Игра. Достоевский
Шрифт:
Полно! Да может ли быть? А как же амбиция? Как же петербургский чиновник и сушь?
Но, сметая эти вопросы, ему представилось вдруг, какие могучие, какие невероятные книги может ещё написать Гончаров, какие совершенно необходимые истины может и должен сказать о русском человеке русскому человеку, и стало до боли, до нестерпимости жаль, что вот на глазах у него пропадает эта чрезмерная русская сила, вдруг ни с того ни с сего наговорив на себя, что стал равнодушен к пользе Отечества, прохлаждается на скамеечке в Бадене, возле рулетки, тоскует, мечется и не находит в чужом-то месте пристанища для отягчённой русским горем души, не умея сладить с потребностью говорить непременно по-русски, но не желая, словно опасаясь чего-то, высказать себя до конца на любом языке, принуждённо прикрывая свою доброту этаким артистическим лукавством.

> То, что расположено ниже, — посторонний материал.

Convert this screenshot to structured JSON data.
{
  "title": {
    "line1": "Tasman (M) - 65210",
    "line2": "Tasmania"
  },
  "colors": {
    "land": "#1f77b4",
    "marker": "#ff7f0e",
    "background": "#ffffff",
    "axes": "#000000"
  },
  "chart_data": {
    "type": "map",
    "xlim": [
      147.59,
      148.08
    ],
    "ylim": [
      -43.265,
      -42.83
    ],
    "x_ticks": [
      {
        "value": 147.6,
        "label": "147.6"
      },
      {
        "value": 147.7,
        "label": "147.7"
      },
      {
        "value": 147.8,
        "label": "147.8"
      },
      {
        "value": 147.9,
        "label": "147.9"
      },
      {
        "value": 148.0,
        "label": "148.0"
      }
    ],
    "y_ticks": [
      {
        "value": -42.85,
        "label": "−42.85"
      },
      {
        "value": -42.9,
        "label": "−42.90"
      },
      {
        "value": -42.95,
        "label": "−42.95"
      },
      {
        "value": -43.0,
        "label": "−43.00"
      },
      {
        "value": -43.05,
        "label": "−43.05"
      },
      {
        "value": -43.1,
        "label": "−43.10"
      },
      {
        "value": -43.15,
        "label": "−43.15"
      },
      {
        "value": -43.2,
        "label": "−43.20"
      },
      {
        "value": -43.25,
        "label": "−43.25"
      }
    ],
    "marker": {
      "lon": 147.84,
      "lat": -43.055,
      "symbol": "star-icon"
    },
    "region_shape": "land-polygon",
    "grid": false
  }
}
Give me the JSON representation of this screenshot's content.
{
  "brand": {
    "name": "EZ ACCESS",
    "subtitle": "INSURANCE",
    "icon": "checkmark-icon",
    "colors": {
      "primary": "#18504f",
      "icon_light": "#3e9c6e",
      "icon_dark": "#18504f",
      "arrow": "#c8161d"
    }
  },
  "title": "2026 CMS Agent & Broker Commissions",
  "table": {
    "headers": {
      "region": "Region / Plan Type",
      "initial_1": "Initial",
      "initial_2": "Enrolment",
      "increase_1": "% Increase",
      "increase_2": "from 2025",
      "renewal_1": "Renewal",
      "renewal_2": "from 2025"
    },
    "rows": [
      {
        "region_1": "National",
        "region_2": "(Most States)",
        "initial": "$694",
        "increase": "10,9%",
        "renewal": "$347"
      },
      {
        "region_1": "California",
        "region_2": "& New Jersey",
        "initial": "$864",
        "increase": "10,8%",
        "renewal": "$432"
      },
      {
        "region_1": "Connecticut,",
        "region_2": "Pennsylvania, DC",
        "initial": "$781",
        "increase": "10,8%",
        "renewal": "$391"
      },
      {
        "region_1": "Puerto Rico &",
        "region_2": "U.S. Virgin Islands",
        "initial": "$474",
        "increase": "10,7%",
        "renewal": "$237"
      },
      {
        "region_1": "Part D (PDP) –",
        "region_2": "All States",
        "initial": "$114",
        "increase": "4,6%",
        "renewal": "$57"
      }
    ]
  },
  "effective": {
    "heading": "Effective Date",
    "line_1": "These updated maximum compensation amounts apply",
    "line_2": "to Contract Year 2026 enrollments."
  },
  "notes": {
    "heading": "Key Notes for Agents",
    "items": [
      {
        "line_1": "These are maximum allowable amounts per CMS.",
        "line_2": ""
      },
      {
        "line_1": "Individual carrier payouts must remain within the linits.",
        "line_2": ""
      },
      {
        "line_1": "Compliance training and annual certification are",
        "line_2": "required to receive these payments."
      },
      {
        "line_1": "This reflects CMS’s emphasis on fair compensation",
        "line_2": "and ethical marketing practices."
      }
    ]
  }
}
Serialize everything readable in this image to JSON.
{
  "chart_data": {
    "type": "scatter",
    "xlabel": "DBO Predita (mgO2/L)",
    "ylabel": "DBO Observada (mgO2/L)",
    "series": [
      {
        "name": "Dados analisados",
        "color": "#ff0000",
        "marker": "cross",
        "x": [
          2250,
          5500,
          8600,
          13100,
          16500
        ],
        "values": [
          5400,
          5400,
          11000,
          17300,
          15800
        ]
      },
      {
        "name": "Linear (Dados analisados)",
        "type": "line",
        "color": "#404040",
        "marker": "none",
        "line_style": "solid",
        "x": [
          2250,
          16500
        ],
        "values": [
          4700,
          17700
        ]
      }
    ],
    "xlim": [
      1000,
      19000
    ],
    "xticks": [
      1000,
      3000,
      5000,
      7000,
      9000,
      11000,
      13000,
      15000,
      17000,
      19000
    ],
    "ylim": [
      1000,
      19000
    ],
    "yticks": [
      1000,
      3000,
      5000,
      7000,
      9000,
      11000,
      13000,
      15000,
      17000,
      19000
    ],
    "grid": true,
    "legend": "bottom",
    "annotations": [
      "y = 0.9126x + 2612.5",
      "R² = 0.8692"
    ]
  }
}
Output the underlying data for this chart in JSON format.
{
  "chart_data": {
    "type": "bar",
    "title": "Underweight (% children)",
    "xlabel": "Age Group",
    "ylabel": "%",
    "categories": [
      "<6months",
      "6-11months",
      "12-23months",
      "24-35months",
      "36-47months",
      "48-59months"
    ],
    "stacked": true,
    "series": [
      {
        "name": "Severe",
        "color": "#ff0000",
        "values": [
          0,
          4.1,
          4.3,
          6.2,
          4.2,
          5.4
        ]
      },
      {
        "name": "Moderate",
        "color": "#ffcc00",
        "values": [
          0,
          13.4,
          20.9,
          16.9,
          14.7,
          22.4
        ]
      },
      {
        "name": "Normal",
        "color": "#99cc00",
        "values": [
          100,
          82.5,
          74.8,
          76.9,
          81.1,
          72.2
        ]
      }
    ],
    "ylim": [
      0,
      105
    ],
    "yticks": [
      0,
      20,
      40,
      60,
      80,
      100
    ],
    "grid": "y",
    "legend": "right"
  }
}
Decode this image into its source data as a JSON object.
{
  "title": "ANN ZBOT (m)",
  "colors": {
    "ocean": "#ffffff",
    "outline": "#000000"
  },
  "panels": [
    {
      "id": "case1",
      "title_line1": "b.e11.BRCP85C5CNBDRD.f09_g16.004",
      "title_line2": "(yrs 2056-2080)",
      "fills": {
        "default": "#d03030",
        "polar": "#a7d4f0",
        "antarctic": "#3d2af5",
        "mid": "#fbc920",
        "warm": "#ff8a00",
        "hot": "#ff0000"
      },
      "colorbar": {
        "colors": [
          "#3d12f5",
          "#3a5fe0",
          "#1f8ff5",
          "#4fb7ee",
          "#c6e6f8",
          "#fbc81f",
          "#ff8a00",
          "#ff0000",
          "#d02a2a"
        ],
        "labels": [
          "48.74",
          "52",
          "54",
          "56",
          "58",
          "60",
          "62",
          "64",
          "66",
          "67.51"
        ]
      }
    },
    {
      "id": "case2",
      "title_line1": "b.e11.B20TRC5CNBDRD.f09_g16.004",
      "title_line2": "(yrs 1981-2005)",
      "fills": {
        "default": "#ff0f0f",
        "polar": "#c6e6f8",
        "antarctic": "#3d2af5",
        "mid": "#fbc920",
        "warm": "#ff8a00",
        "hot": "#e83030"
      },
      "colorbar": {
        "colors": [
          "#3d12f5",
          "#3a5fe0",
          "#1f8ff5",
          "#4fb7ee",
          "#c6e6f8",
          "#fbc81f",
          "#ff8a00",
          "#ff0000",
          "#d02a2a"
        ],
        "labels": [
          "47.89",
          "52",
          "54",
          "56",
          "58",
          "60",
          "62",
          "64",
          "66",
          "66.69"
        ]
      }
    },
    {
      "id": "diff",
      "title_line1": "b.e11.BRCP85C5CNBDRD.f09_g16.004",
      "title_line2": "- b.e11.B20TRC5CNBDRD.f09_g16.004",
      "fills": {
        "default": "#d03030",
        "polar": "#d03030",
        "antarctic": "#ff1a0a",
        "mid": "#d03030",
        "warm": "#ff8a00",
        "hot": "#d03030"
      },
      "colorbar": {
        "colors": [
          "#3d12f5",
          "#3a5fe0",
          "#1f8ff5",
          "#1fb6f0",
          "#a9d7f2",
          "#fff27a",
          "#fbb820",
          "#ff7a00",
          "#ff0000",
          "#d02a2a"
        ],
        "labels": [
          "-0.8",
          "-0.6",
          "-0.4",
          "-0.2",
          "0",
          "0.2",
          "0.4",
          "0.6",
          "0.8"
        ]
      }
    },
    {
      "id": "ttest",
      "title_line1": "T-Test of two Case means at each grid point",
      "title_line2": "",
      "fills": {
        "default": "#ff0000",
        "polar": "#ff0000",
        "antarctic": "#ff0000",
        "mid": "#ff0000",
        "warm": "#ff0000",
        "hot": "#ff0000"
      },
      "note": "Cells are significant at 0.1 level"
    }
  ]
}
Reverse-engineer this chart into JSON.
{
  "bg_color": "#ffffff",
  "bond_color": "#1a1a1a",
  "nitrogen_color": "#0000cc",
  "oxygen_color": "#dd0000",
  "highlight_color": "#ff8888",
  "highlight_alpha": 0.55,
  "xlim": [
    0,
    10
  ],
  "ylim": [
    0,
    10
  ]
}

Да полно! Доброту ли скрывает? Не уязвлённое ли в этом во всём самолюбие, как у всех этих принцев да генералов? Это ещё надо решить, в этом нельзя допустить ошибиться!
И, с не меньшим лукавством хватая возможность перевести завязавшийся разговор прямо и откровенно на то, что было ближе
— Стало быть, накопилось, накопилось уже и непременно, непременно надо сказать! И потому не верю я вам, вот совсем, ни на сколько не верю, чтобы вы взяли отпуск и притащились сюда рассиживать вот на этих комфортных европейских скамейках, в каком-то будто бы убеждении, что вы не хотите или хоть и не можете быть полезным Отечеству, не желаете даже трудиться и думать. Чтобы вы стали молчать именно в настоящее время, когда все мы так нуждаемся в самом честном, в самом прямом и, главное, в самом верном слове о нашем внутреннем неустройстве и о нашем народе, который ведь всё ещё прямая загадка для всех? Просто никак не поверю!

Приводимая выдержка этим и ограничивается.